Monitoring Recommendations
- Forward BIG-IP system and TMM logs to a centralized log platform for retention and correlation analysis.
- Track virtual server availability and TMM restart counters through SNMP or the iControl REST API.
- Baseline normal CONNECT request rates and alert on deviations toward SSL Orchestrator virtual servers.
How to Mitigate CVE-2025-55036
Immediate Actions Required
- Identify all BIG-IP devices running SSL Orchestrator with explicit forward proxy and the proxy connect feature enabled.
- Apply the fixed software version listed in F5 Security Advisory K000151368 for your branch.
- Restrict network access to affected virtual servers to trusted client subnets until patches are applied.
- Verify that End of Technical Support (EoTS) versions are scheduled for upgrade, since F5 does not evaluate those releases.
Patch Information
F5 has published fixed versions and remediation guidance in F5 Security Advisory K000151368. Administrators should consult the advisory to identify the patched build that corresponds to their current BIG-IP branch and upgrade affected systems accordingly.
Workarounds
- Disable the proxy connect feature on SSL Orchestrator virtual servers where it is not strictly required.
- Reconfigure SSL Orchestrator to use transparent forward proxy instead of explicit forward proxy where supported by the deployment.
- Apply access control lists or iRules to restrict the source addresses permitted to issue HTTP CONNECT through the proxy listener.

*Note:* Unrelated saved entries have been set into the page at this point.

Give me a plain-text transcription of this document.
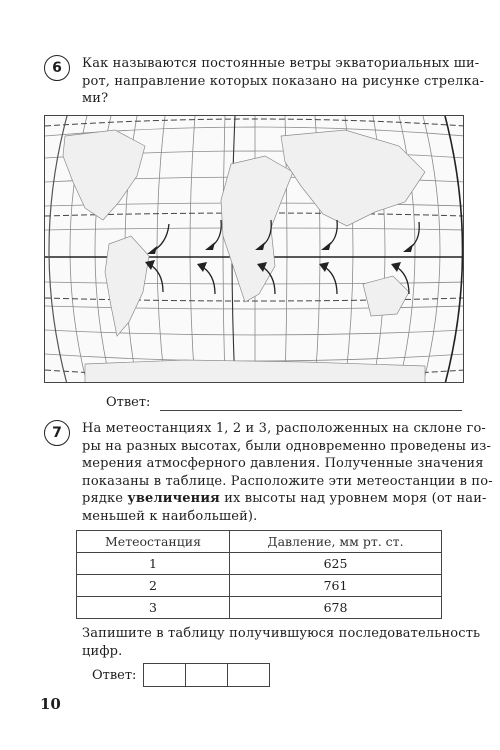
6	Как называются постоянные ветры экваториальных ши-
рот, направление которых показано на рисунке стрелка-
ми?
Ответ:
7	На метеостанциях 1, 2 и 3, расположенных на склоне го-
ры на разных высотах, были одновременно проведены из-
мерения атмосферного давления. Полученные значения
показаны в таблице. Расположите эти метеостанции в по-
рядке увеличения их высоты над уровнем моря (от наи-
меньшей к наибольшей).
Метеостанция	Давление, мм рт. ст.
1	625
2	761
3	678
Запишите в таблицу получившуюся последовательность
цифр.
Ответ:
10
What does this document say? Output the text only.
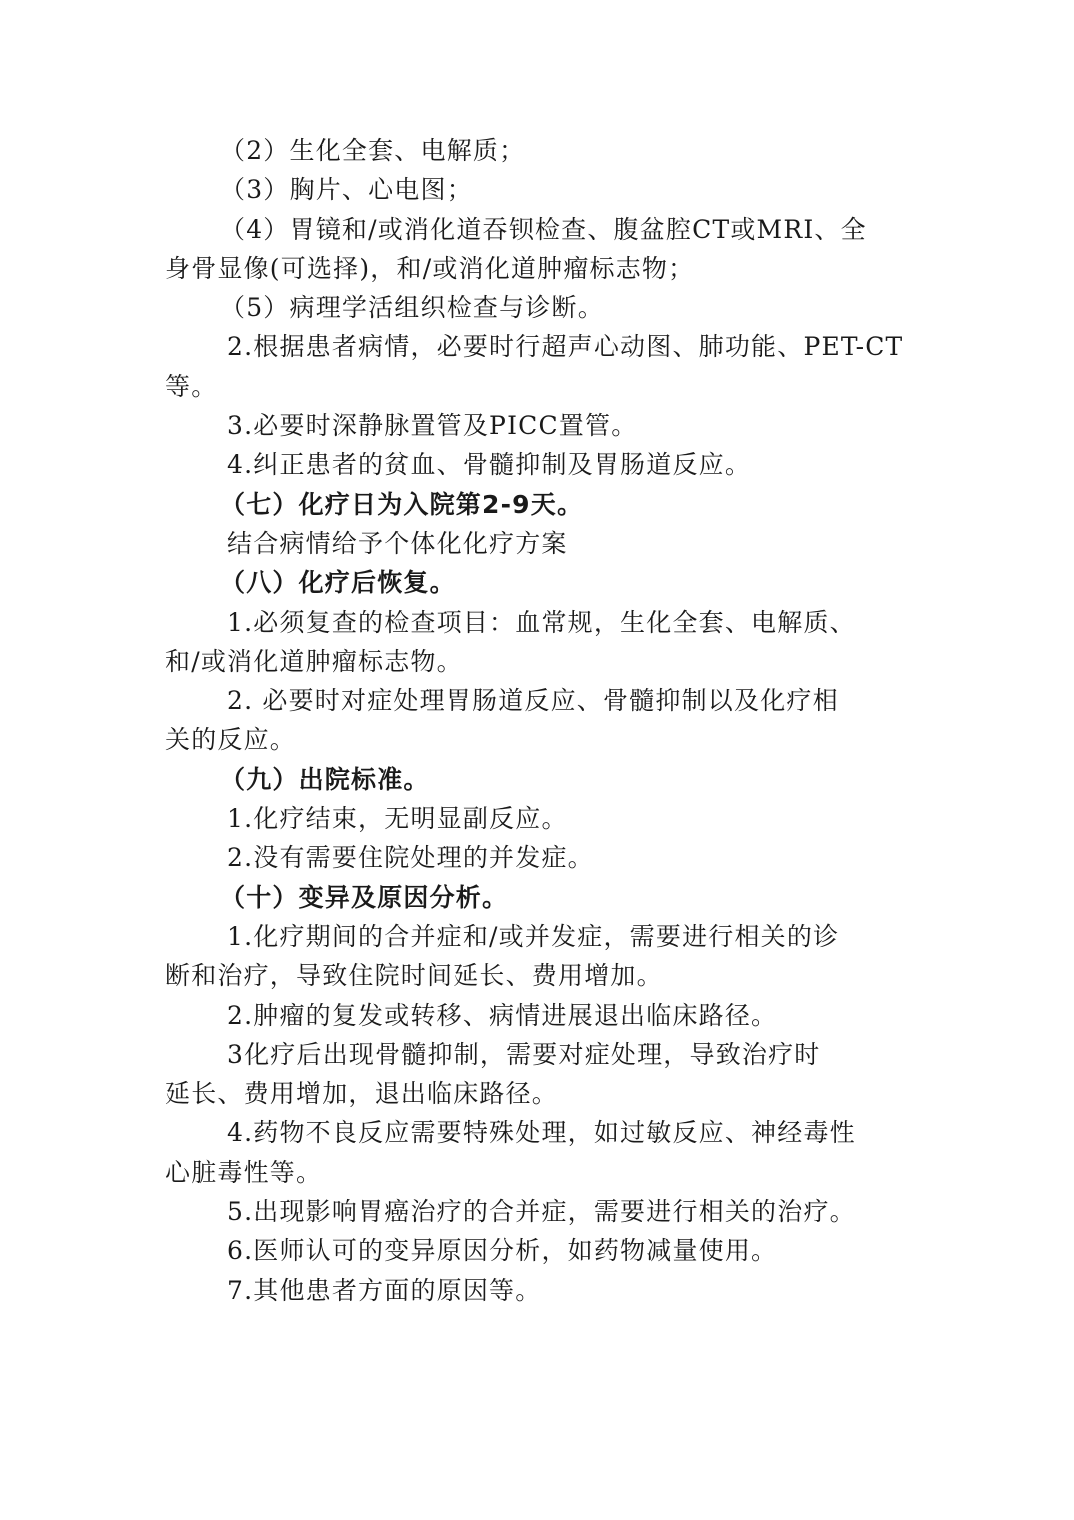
（2）生化全套、电解质；
（3）胸片、心电图；
（4）胃镜和/或消化道吞钡检查、腹盆腔CT或MRI、全
身骨显像(可选择)，和/或消化道肿瘤标志物；
（5）病理学活组织检查与诊断。
2.根据患者病情，必要时行超声心动图、肺功能、PET-CT
等。
3.必要时深静脉置管及PICC置管。
4.纠正患者的贫血、骨髓抑制及胃肠道反应。
（七）化疗日为入院第2-9天。
结合病情给予个体化化疗方案
（八）化疗后恢复。
1.必须复查的检查项目：血常规，生化全套、电解质、
和/或消化道肿瘤标志物。
2. 必要时对症处理胃肠道反应、骨髓抑制以及化疗相
关的反应。
（九）出院标准。
1.化疗结束，无明显副反应。
2.没有需要住院处理的并发症。
（十）变异及原因分析。
1.化疗期间的合并症和/或并发症，需要进行相关的诊
断和治疗，导致住院时间延长、费用增加。
2.肿瘤的复发或转移、病情进展退出临床路径。
3化疗后出现骨髓抑制，需要对症处理，导致治疗时
延长、费用增加，退出临床路径。
4.药物不良反应需要特殊处理，如过敏反应、神经毒性
心脏毒性等。
5.出现影响胃癌治疗的合并症，需要进行相关的治疗。
6.医师认可的变异原因分析，如药物减量使用。
7.其他患者方面的原因等。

# Configuration example: disable proxy connect on an SSL Orchestrator virtual server
# Replace <vs_name> with the affected virtual server
tmsh modify ltm virtual <vs_name> profiles delete { proxy-connect }
tmsh save sys config
Disclaimer: This content was generated using AI. While we strive for accuracy, please verify critical information with official sources.